Context and problem statement. The total connection budget: max_connections value and how it is set (RDS auto-calculation, manual Terraform variable, PostgreSQL default). The connection consumers enumerated with their pool sizes: application web servers (process count × pool_size per process), background job workers (worker count × pool_size per worker), migration tooling (peak connections used by the migration framework), operational access (DBA, monitoring, analytics). The current peak observed connection count and the headroom remaining. The specific event or threshold that triggered the pooling decision: first deployment, connection count reaching a percentage of max, an outage, or an architectural review.
Decision and alternatives considered. The pooler chosen (PgBouncer, RDS Proxy, PgCat, Odyssey, or application-level-only) and the alternatives explicitly evaluated with rejection rationale. The pooling mode (transaction, session, statement for PgBouncer; pinning behavior for RDS Proxy). The server-side connection pool size — the number of actual PostgreSQL backend processes the pooler will maintain. The deployment topology (co-located or standalone for PgBouncer; RDS Proxy endpoint for AWS). The authentication mechanism (password-based or IAM for RDS Proxy).
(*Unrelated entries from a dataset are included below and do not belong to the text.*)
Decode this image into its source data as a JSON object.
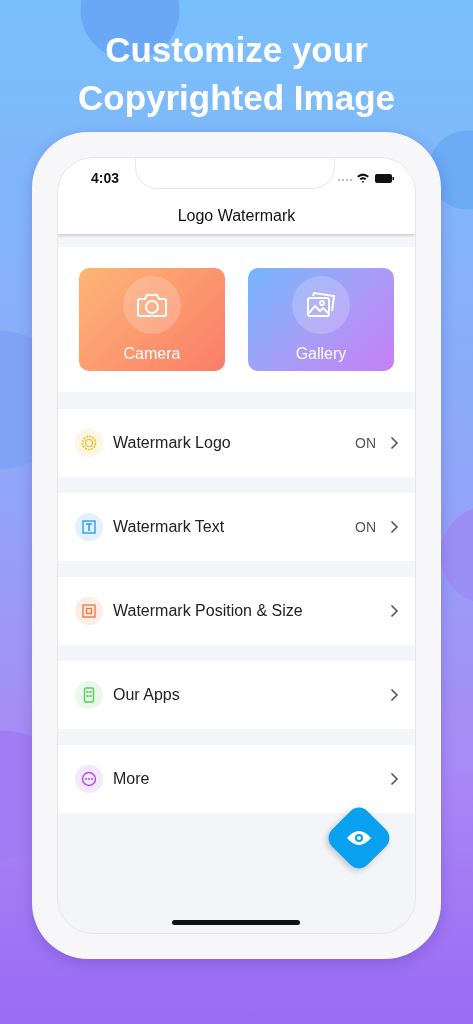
{
  "headline": [
    "Customize your",
    "Copyrighted Image"
  ],
  "status_bar": {
    "time": "4:03"
  },
  "screen_title": "Logo Watermark",
  "actions": [
    {
      "label": "Camera",
      "kind": "camera"
    },
    {
      "label": "Gallery",
      "kind": "gallery"
    }
  ],
  "menu": [
    {
      "label": "Watermark Logo",
      "status": "ON",
      "kind": "badge"
    },
    {
      "label": "Watermark Text",
      "status": "ON",
      "kind": "text"
    },
    {
      "label": "Watermark Position & Size",
      "kind": "position"
    },
    {
      "label": "Our Apps",
      "kind": "apps"
    },
    {
      "label": "More",
      "kind": "more"
    }
  ]
}
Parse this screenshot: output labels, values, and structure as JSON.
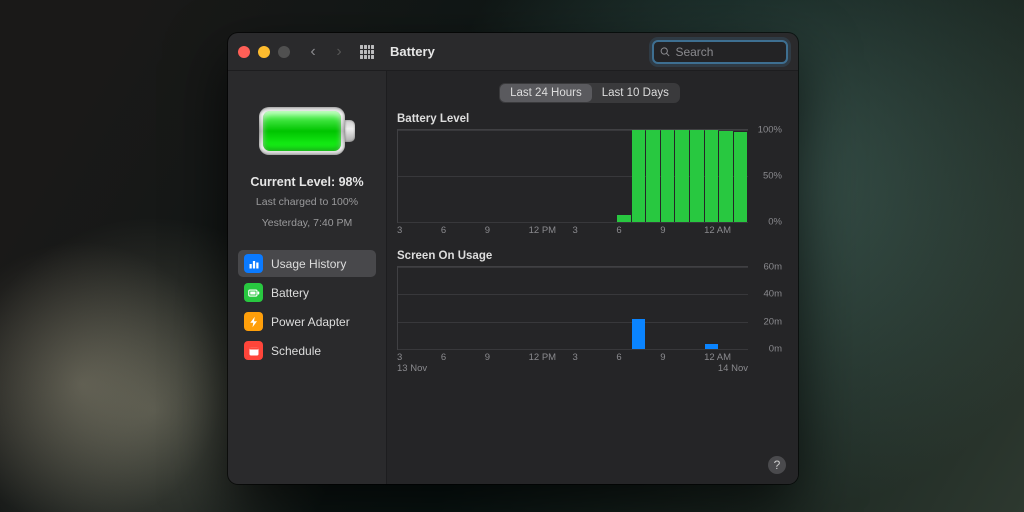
{
  "window": {
    "title": "Battery"
  },
  "search": {
    "placeholder": "Search"
  },
  "battery_status": {
    "level_line": "Current Level: 98%",
    "charged_line": "Last charged to 100%",
    "time_line": "Yesterday, 7:40 PM"
  },
  "sidebar": {
    "items": [
      {
        "label": "Usage History",
        "selected": true,
        "icon": "chart-bar-icon",
        "color": "#0a7aff"
      },
      {
        "label": "Battery",
        "selected": false,
        "icon": "battery-icon",
        "color": "#28c840"
      },
      {
        "label": "Power Adapter",
        "selected": false,
        "icon": "bolt-icon",
        "color": "#ff9f0a"
      },
      {
        "label": "Schedule",
        "selected": false,
        "icon": "calendar-icon",
        "color": "#ff453a"
      }
    ]
  },
  "segmented": {
    "options": [
      "Last 24 Hours",
      "Last 10 Days"
    ],
    "active": 0
  },
  "sections": {
    "battery_level_title": "Battery Level",
    "screen_on_title": "Screen On Usage"
  },
  "chart_data": [
    {
      "type": "bar",
      "title": "Battery Level",
      "ylabel": "%",
      "ylim": [
        0,
        100
      ],
      "yticks": [
        0,
        50,
        100
      ],
      "xticks": [
        "3",
        "6",
        "9",
        "12 PM",
        "3",
        "6",
        "9",
        "12 AM"
      ],
      "categories_hours": [
        3,
        4,
        5,
        6,
        7,
        8,
        9,
        10,
        11,
        12,
        13,
        14,
        15,
        16,
        17,
        18,
        19,
        20,
        21,
        22,
        23,
        0,
        1,
        2
      ],
      "series": [
        {
          "name": "Battery Level",
          "color": "#28c840",
          "values": [
            null,
            null,
            null,
            null,
            null,
            null,
            null,
            null,
            null,
            null,
            null,
            null,
            null,
            null,
            null,
            8,
            100,
            100,
            100,
            100,
            100,
            100,
            99,
            98
          ]
        }
      ]
    },
    {
      "type": "bar",
      "title": "Screen On Usage",
      "ylabel": "minutes",
      "ylim": [
        0,
        60
      ],
      "yticks": [
        0,
        20,
        40,
        60
      ],
      "xticks": [
        "3",
        "6",
        "9",
        "12 PM",
        "3",
        "6",
        "9",
        "12 AM"
      ],
      "date_labels": {
        "left": "13 Nov",
        "right": "14 Nov"
      },
      "categories_hours": [
        3,
        4,
        5,
        6,
        7,
        8,
        9,
        10,
        11,
        12,
        13,
        14,
        15,
        16,
        17,
        18,
        19,
        20,
        21,
        22,
        23,
        0,
        1,
        2
      ],
      "series": [
        {
          "name": "Screen On",
          "color": "#0a84ff",
          "values": [
            0,
            0,
            0,
            0,
            0,
            0,
            0,
            0,
            0,
            0,
            0,
            0,
            0,
            0,
            0,
            0,
            22,
            0,
            0,
            0,
            0,
            4,
            0,
            0
          ]
        }
      ]
    }
  ],
  "help": {
    "label": "?"
  }
}
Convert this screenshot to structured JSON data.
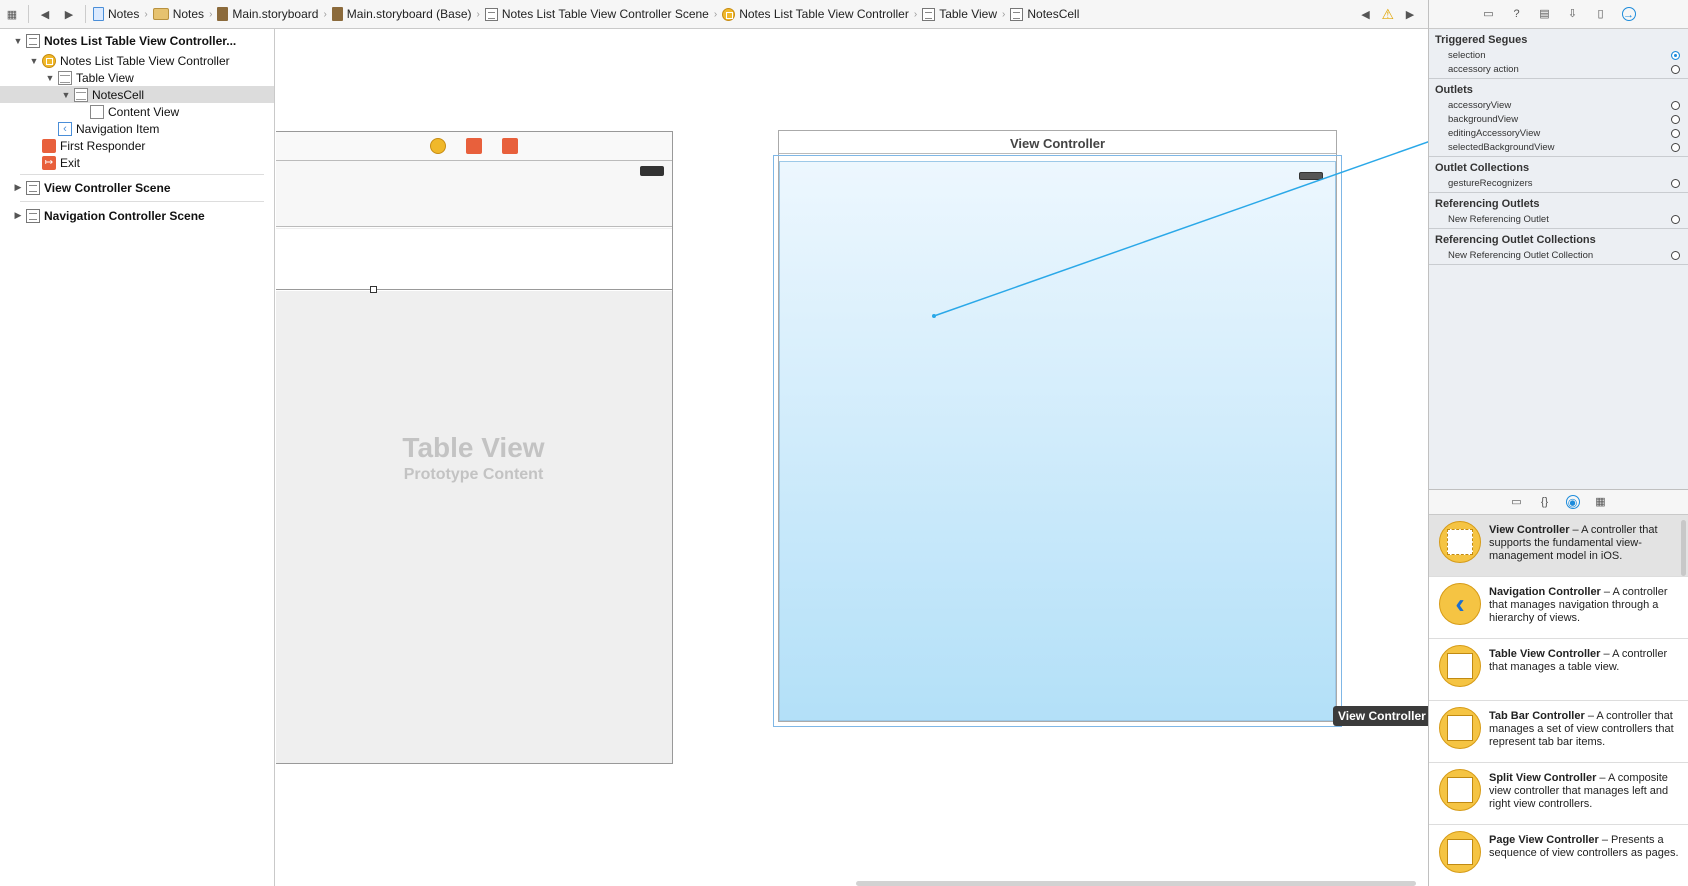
{
  "breadcrumbs": [
    {
      "label": "Notes",
      "icon": "project-file-icon"
    },
    {
      "label": "Notes",
      "icon": "folder-icon"
    },
    {
      "label": "Main.storyboard",
      "icon": "storyboard-icon"
    },
    {
      "label": "Main.storyboard (Base)",
      "icon": "storyboard-icon"
    },
    {
      "label": "Notes List Table View Controller Scene",
      "icon": "scene-icon"
    },
    {
      "label": "Notes List Table View Controller",
      "icon": "view-controller-icon"
    },
    {
      "label": "Table View",
      "icon": "table-view-icon"
    },
    {
      "label": "NotesCell",
      "icon": "table-cell-icon"
    }
  ],
  "outline": {
    "scene_title": "Notes List Table View Controller...",
    "controller": "Notes List Table View Controller",
    "table_view": "Table View",
    "cell": "NotesCell",
    "content_view": "Content View",
    "nav_item": "Navigation Item",
    "first_responder": "First Responder",
    "exit": "Exit",
    "vc_scene": "View Controller Scene",
    "nav_scene": "Navigation Controller Scene"
  },
  "canvas": {
    "tv_title": "Table View",
    "tv_subtitle": "Prototype Content",
    "vc_header": "View Controller",
    "tooltip": "View Controller"
  },
  "inspector": {
    "triggered_segues": {
      "title": "Triggered Segues",
      "items": [
        "selection",
        "accessory action"
      ]
    },
    "outlets": {
      "title": "Outlets",
      "items": [
        "accessoryView",
        "backgroundView",
        "editingAccessoryView",
        "selectedBackgroundView"
      ]
    },
    "outlet_collections": {
      "title": "Outlet Collections",
      "items": [
        "gestureRecognizers"
      ]
    },
    "referencing_outlets": {
      "title": "Referencing Outlets",
      "items": [
        "New Referencing Outlet"
      ]
    },
    "referencing_outlet_collections": {
      "title": "Referencing Outlet Collections",
      "items": [
        "New Referencing Outlet Collection"
      ]
    }
  },
  "library": [
    {
      "name": "View Controller",
      "desc": " – A controller that supports the fundamental view-management model in iOS."
    },
    {
      "name": "Navigation Controller",
      "desc": " – A controller that manages navigation through a hierarchy of views."
    },
    {
      "name": "Table View Controller",
      "desc": " – A controller that manages a table view."
    },
    {
      "name": "Tab Bar Controller",
      "desc": " – A controller that manages a set of view controllers that represent tab bar items."
    },
    {
      "name": "Split View Controller",
      "desc": " – A composite view controller that manages left and right view controllers."
    },
    {
      "name": "Page View Controller",
      "desc": " – Presents a sequence of view controllers as pages."
    }
  ],
  "colors": {
    "accent": "#1c8bdb",
    "connection_line": "#2aa8e8",
    "vc_icon": "#f0b82a",
    "exit_icon": "#e8603c"
  }
}
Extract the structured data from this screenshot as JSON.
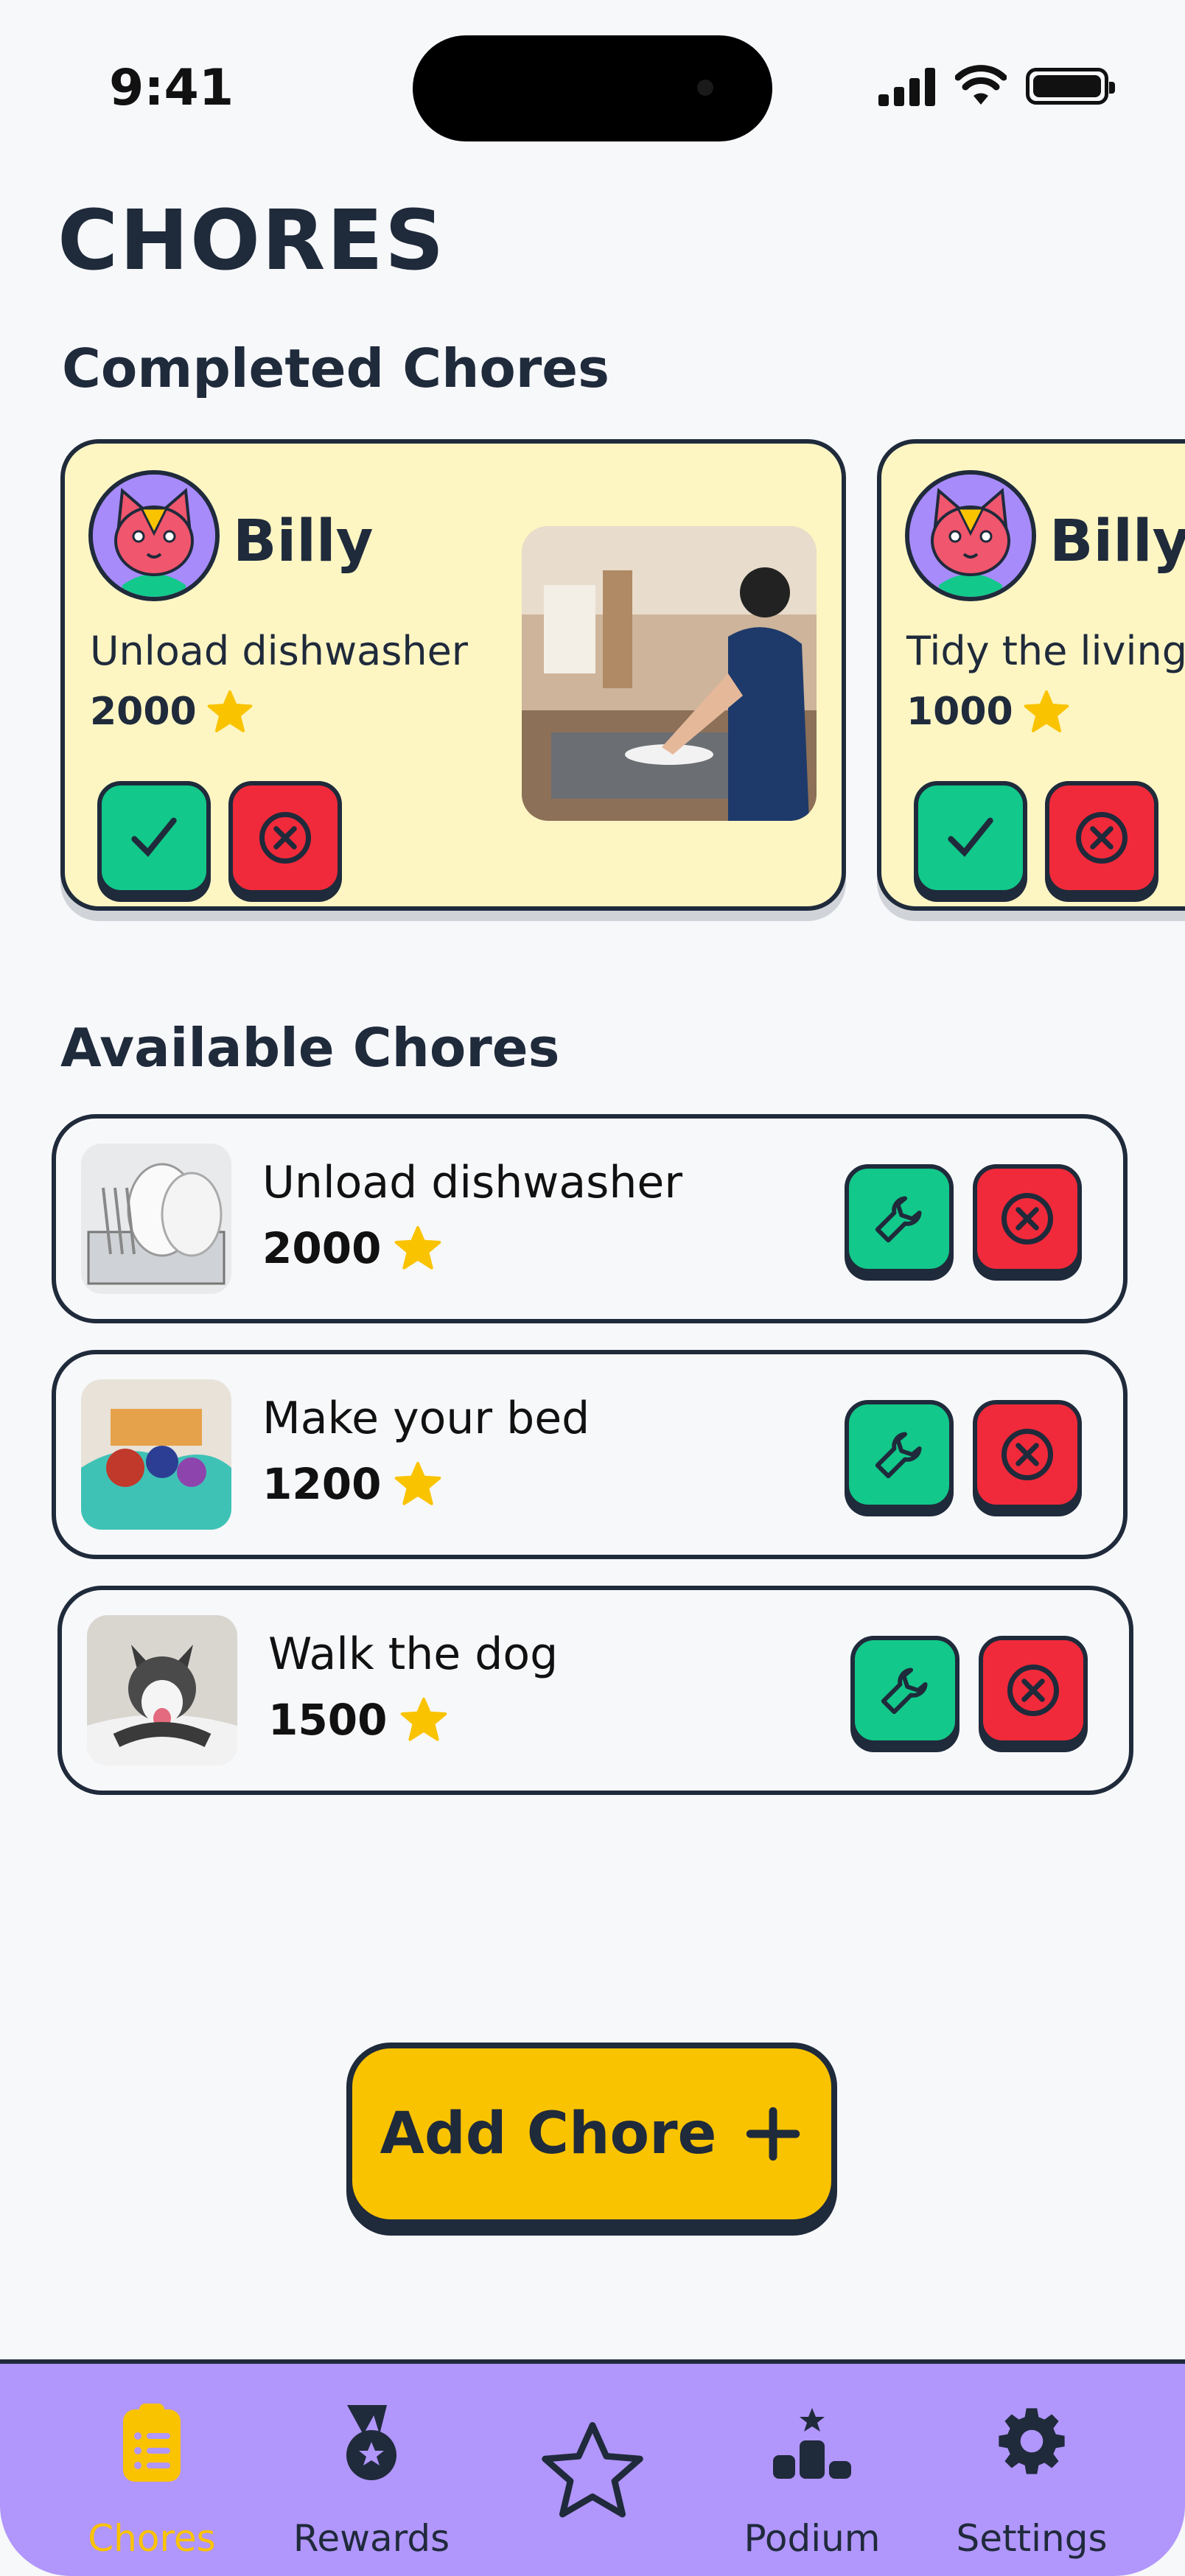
{
  "status_bar": {
    "time": "9:41"
  },
  "page": {
    "title": "CHORES"
  },
  "completed": {
    "title": "Completed Chores",
    "cards": [
      {
        "kid": "Billy",
        "chore": "Unload dishwasher",
        "points": "2000"
      },
      {
        "kid": "Billy",
        "chore": "Tidy the living room",
        "points": "1000"
      }
    ]
  },
  "available": {
    "title": "Available Chores",
    "items": [
      {
        "name": "Unload dishwasher",
        "points": "2000",
        "thumb": "dish-rack"
      },
      {
        "name": "Make your bed",
        "points": "1200",
        "thumb": "messy-bed"
      },
      {
        "name": "Walk the dog",
        "points": "1500",
        "thumb": "husky-dog"
      }
    ]
  },
  "add_button": {
    "label": "Add Chore"
  },
  "tabbar": {
    "items": [
      {
        "label": "Chores",
        "icon": "clipboard-icon",
        "active": true
      },
      {
        "label": "Rewards",
        "icon": "medal-icon"
      },
      {
        "label": "",
        "icon": "star-icon"
      },
      {
        "label": "Podium",
        "icon": "podium-icon"
      },
      {
        "label": "Settings",
        "icon": "gear-icon"
      }
    ]
  },
  "colors": {
    "accent_yellow": "#fac300",
    "green": "#12c88a",
    "red": "#f02a3a",
    "tabbar": "#b196fb",
    "card_yellow": "#fdf6c3",
    "ink": "#1f2a3b"
  }
}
PostgreSQL features declared off-limits under the chosen pooling mode. If PgBouncer transaction mode is used: which features are explicitly prohibited (named prepared statements, advisory locks, LISTEN/NOTIFY, temporary tables, session-level SET), which alternatives are approved for each (protocol-level prepared statements if PgBouncer 1.21+ with prepared statement tracking, GET_LOCK alternatives, polling-based notification instead of LISTEN, CTEs or subqueries instead of temporary tables, transaction-level SET LOCAL). This section must be signed off by the engineering team and linked in onboarding documentation — it is the constraint that new team members and new ORMs must know before using the database layer.
Failover behavior and recovery SLO. The primary failover mechanism (Patroni, Aurora Multi-AZ, RDS Multi-AZ, single-AZ with manual recovery). How the pooler detects and reconnects after a failover (DNS-level floating IP for PgBouncer, automatic for RDS Proxy, pre_ping for application-level pools). The expected application-visible outage duration during a planned primary restart and during an unplanned failover. The test procedure for verifying failover behavior in the staging environment. The monitoring alert that fires when pooler reconnection is taking longer than the expected recovery time. The queue and messaging layer must also be reviewed for database dependency during failover — background jobs that retry against a down database can amplify the connection exhaustion problem rather than waiting for recovery.
Connection budget enforcement and recalculation trigger. The per-role connection limits set in the database and the rationale for each limit. The monitoring metric that tracks the active connection count per role and alerts when any role approaches its limit. The event that triggers a connection budget recalculation: adding a new application component, increasing application server count, changing the background job worker count, or upgrading the database instance type. The recalculation must produce an updated ADR revision — not just a configuration change — so that the next recalculation has a documented starting point rather than an undocumented running state.